Pan Jie, Wang Shiwei, Yu Changqing, Li Liping, You Zhuhong, Sun Yanmei
Key Laboratory of Resources Biology and Biotechnology in Western China, Ministry of Education, College of Life Science, Northwest University, Xi'an 710069, China.
School of Information Engineering, Xijing University, Xi'an 710123, China.
Biology (Basel). 2022 May 19;11(5):775. doi: 10.3390/biology11050775.
Protein-protein interactions (PPIs) are crucial for understanding the cellular processes, including signal cascade, DNA transcription, metabolic cycles, and repair. In the past decade, a multitude of high-throughput methods have been introduced to detect PPIs. However, these techniques are time-consuming, laborious, and always suffer from high false negative rates. Therefore, there is a great need of new computational methods as a supplemental tool for PPIs prediction. In this article, we present a novel sequence-based model to predict PPIs that combines Discrete Hilbert transform (DHT) and Rotation Forest (RoF). This method contains three stages: firstly, the Position-Specific Scoring Matrices (PSSM) was adopted to transform the amino acid sequence into a PSSM matrix, which can contain rich information about protein evolution. Then, the 400-dimensional DHT descriptor was constructed for each protein pair. Finally, these feature descriptors were fed to the RoF classifier for identifying the potential PPI class. When exploring the proposed model on the , , and PPIs datasets, it yielded excellent prediction accuracies of 91.93, 96.35, and 94.24%, respectively. In addition, we also conducted numerous experiments on cross-species PPIs datasets, and the predictive capacity of our method is also very excellent. To further access the prediction ability of the proposed approach, we present the comparison of RoF with four powerful classifiers, including Support Vector Machine (SVM), Random Forest (RF), K-nearest Neighbor (KNN), and AdaBoost. We also compared it with some existing superiority works. These comprehensive experimental results further confirm the excellent and feasibility of the proposed approach. In future work, we hope it can be a supplemental tool for the proteomics analysis.
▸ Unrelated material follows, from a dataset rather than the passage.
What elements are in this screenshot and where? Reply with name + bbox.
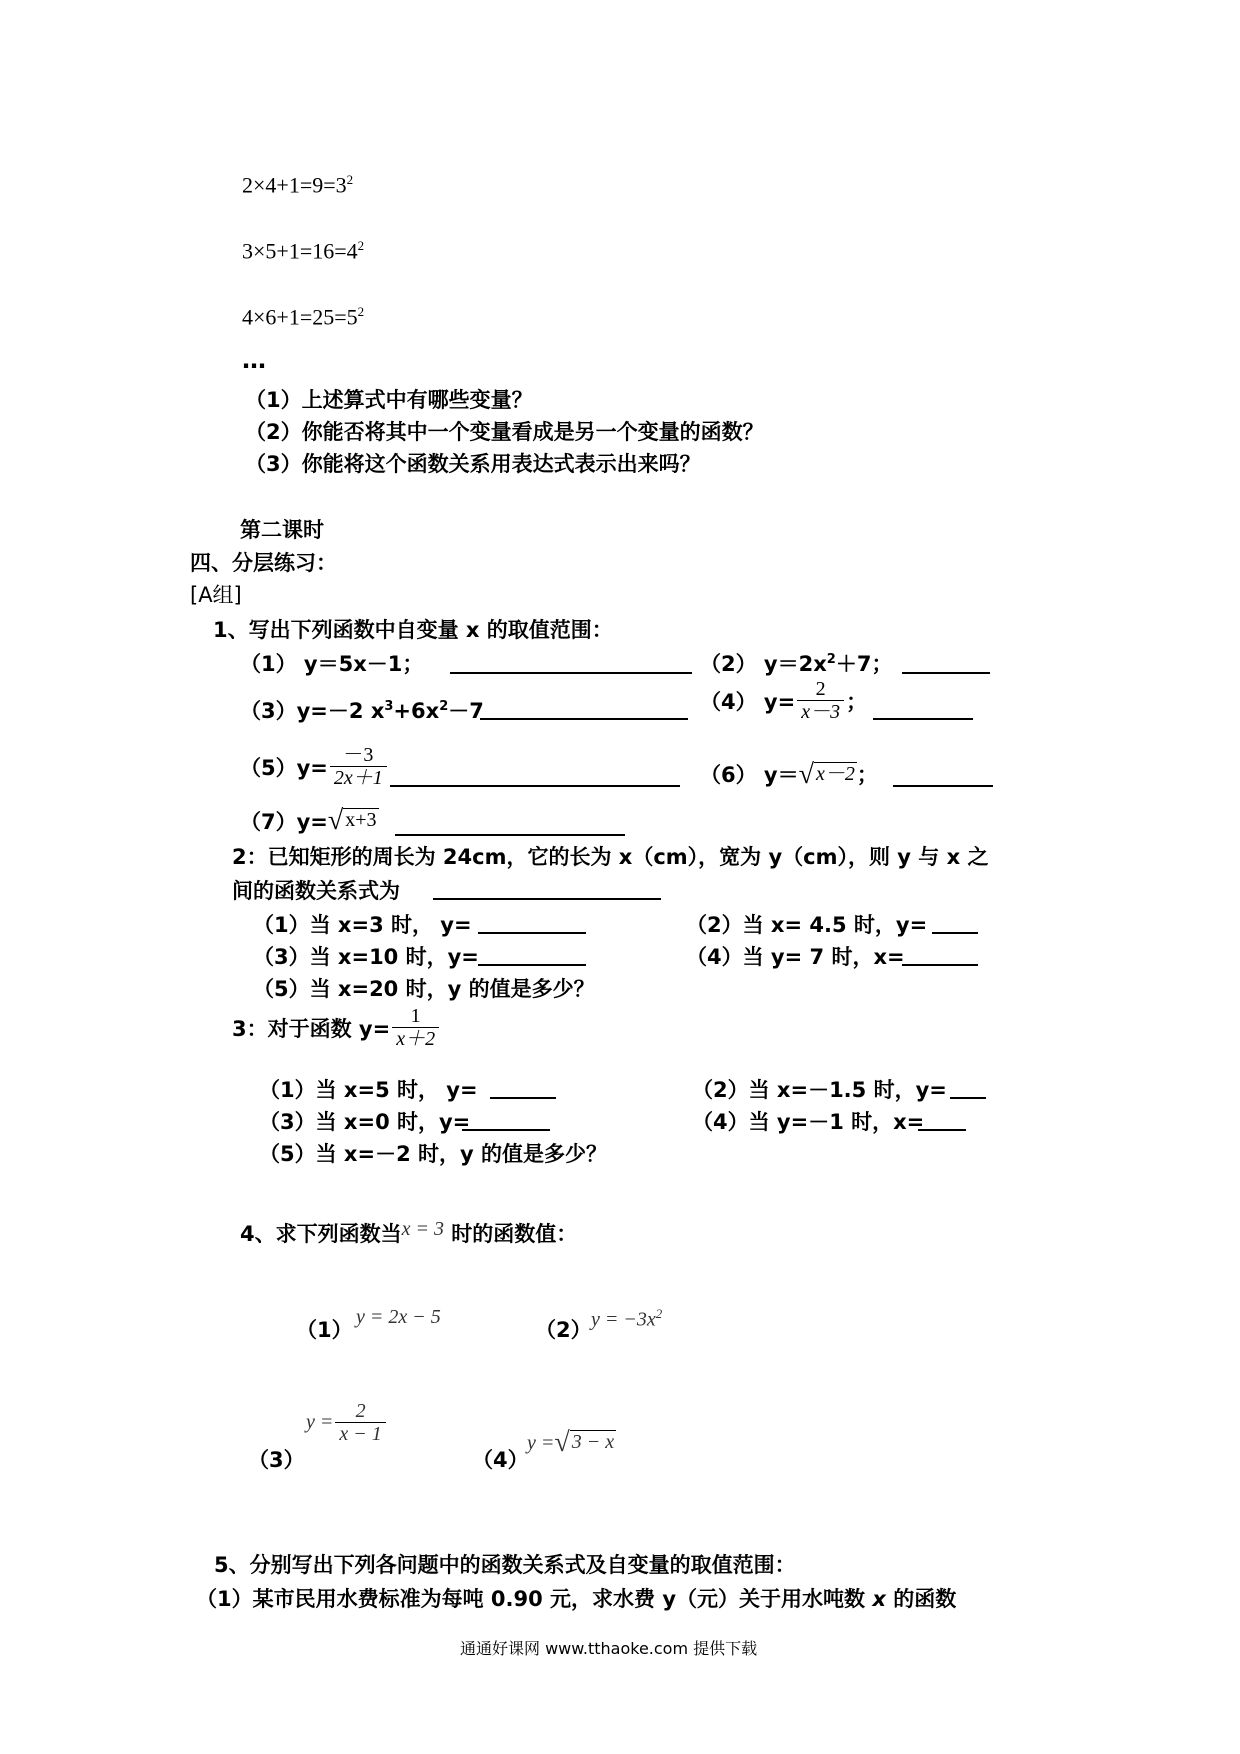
p2-answer-1[interactable] [478,932,586,934]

蛋白质-蛋白质相互作用(PPIs)对于理解细胞过程至关重要,这些过程包括信号级联、DNA转录、代谢循环和修复。在过去十年中,已经引入了多种高通量方法来检测PPIs。然而,这些技术耗时、费力,并且总是存在高假阴性率。因此,迫切需要新的计算方法作为PPIs预测的补充工具。在本文中,我们提出了一种基于序列的新型模型来预测PPIs,该模型结合了离散希尔伯特变换(DHT)和旋转森林(RoF)。该方法包括三个阶段:首先,采用位置特异性评分矩阵(PSSM)将氨基酸序列转换为PSSM矩阵,该矩阵可以包含有关蛋白质进化的丰富信息。然后,为每个蛋白质对构建400维DHT描述符。最后,将这些特征描述符输入到RoF分类器中以识别潜在的PPI类别。当在、和PPIs数据集上探索所提出的模型时,它分别产生了91.93%、96.35%和94.24%的优异预测准确率。此外,我们还对跨物种PPIs数据集进行了大量实验,我们方法的预测能力也非常出色。为了进一步评估所提出方法的预测能力,我们将RoF与四个强大的分类器进行了比较,包括支持向量机(SVM)、随机森林(RF)、K近邻(KNN)和AdaBoost。我们还将其与一些现有的优势工作进行了比较。这些全面的实验结果进一步证实了所提出方法的优异性能和可行性。在未来的工作中,我们希望它能成为蛋白质组学分析的补充工具。